In the 1988 case of Murray v. United States, she recited, the nation’s high court said unlawfully collected evidence need be suppressed where the link to that evidence has become “so attenuated as to dissipate the taint.”

Three Factors

Under Utah, there are three tests for determining if the attenuation doctrine applies, Moore continued: “temporal proximity” between the search and the use of the fruits of it, “intervening circumstances,” and whether police misconduct was “flagrant.”

She noted that two years had passed from the time of the taking of the 2006 sample to its use by police in linking Marquez to a robbery. DNA evidence gathered at the crime scene in 2008 matched Marquez’s sample in the database—a “cold hit.”

A cheek swab was then consensually taken from Marquez, and it matched DNA found at the crime scene.

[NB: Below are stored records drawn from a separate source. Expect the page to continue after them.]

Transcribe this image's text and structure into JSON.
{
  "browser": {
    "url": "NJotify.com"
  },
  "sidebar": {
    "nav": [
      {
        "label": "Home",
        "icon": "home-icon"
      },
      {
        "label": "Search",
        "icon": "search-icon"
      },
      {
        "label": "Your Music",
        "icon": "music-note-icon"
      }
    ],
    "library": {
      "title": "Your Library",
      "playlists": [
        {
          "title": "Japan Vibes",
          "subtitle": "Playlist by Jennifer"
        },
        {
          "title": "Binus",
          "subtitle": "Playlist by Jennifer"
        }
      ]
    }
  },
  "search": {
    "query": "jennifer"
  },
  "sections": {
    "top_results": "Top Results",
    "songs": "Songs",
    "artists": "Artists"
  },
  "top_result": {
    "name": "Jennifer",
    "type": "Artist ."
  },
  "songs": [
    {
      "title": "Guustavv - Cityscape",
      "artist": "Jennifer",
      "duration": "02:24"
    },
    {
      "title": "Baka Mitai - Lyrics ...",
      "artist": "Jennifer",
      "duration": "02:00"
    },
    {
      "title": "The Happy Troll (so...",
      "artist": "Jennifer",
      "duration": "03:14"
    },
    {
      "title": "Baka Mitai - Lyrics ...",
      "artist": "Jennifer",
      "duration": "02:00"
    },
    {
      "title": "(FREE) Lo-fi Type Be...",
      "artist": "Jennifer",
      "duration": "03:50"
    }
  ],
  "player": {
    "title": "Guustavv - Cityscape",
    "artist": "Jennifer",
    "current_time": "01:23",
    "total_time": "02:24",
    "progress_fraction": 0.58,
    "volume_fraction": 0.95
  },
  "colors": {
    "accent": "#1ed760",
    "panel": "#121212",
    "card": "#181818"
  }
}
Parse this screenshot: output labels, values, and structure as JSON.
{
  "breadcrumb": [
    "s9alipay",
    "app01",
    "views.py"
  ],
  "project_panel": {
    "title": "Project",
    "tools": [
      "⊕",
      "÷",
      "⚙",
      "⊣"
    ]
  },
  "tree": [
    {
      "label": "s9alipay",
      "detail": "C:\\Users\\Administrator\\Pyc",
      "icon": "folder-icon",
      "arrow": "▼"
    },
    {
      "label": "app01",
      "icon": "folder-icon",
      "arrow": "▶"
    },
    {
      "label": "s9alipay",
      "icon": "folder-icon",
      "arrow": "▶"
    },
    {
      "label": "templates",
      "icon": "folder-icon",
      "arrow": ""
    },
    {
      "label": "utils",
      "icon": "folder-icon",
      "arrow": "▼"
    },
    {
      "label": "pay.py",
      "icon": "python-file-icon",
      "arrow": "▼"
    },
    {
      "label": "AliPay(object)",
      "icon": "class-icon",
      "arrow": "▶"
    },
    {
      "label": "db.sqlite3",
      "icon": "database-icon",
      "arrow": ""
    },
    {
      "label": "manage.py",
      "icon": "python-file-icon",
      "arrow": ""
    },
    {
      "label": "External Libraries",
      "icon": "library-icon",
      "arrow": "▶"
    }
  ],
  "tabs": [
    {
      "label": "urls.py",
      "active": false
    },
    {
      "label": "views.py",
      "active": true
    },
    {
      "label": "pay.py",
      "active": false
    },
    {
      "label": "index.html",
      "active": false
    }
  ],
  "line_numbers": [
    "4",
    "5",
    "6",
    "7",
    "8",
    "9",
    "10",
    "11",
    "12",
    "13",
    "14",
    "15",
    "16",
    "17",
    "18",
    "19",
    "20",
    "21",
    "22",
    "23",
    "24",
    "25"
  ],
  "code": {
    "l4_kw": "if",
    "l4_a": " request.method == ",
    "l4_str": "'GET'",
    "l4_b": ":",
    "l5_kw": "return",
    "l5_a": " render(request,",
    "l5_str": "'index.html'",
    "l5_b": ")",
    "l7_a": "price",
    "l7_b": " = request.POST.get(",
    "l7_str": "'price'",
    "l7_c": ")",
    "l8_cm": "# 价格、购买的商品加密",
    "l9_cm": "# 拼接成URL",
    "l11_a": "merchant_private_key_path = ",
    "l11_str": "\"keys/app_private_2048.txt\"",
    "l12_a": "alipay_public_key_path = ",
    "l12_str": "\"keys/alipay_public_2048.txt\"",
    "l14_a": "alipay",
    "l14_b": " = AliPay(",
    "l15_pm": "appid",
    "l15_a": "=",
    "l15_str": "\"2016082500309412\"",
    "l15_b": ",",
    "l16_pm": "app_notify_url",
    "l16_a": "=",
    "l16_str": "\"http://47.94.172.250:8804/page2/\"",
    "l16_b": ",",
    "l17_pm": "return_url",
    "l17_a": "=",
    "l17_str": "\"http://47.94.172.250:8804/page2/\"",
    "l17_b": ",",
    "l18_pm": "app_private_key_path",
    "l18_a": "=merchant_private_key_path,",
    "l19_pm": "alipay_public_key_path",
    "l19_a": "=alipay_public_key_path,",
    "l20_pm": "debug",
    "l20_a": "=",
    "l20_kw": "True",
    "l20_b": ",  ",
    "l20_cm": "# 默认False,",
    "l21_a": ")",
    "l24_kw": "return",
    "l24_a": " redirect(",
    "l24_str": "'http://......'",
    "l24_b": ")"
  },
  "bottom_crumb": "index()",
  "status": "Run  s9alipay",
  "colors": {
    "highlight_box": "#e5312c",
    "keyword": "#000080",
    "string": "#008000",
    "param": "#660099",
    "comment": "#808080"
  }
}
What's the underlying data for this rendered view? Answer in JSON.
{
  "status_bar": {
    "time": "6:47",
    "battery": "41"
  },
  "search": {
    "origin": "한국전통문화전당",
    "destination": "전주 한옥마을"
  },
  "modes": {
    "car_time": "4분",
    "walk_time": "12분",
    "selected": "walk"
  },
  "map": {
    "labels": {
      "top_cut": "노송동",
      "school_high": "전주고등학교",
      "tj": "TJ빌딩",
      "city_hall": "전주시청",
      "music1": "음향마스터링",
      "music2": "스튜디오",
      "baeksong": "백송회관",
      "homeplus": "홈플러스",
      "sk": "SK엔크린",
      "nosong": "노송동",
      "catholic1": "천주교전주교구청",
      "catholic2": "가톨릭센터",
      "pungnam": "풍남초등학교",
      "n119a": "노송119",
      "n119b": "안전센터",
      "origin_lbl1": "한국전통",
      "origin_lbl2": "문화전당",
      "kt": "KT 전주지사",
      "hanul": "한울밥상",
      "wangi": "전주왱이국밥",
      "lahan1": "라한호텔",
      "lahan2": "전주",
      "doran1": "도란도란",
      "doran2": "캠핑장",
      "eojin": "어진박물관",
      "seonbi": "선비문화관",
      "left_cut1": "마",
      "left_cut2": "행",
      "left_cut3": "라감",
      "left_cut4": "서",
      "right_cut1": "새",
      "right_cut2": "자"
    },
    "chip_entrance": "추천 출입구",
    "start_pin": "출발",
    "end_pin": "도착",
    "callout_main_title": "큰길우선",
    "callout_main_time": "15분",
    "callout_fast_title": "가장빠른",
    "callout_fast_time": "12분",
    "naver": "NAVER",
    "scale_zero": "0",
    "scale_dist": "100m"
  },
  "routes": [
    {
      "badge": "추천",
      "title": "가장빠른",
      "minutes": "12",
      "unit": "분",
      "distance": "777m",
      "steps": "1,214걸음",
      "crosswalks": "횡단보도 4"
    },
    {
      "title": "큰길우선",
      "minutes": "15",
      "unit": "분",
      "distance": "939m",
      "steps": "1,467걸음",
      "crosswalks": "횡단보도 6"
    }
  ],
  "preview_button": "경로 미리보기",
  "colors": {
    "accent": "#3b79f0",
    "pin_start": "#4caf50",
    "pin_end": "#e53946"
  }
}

 Moore pointed to “intervening circumstances.” She explained that “between 2006 and 2008, Marquez had been arrested at least three times and had been ordered to submit to DNA testing on each occasion.”

No Duplicate Samples

In a footnote, she related:

“Despite the three court orders, Marquez did not ‘submit to’ further DNA testing until November 2008, when he was identified as a robbery suspect. According to the Attorney General, the Department of Justice had instructed local law enforcement agencies not to collect ‘duplicate’ DNA samples. However, this information was not before the trial court, and it does not affect our analysis.”

With respect to the conduct of police in 2006, Moore said:

“[W]hile the Attorney General concedes that the authorities were not statutorily authorized to collect Marquez’s DNA in 2006, there is nothing to indicate that they acted with an improper motive, or that they somehow obtained the DNA sample in an inappropriate manner.”

The jurist wrote:

“In sum, there was a substantial time break, as well as intervening circumstances and a lack of evidence concerning flagrant official misconduct.”

The case is People v. Marquez, 2019 S.O.S. 282.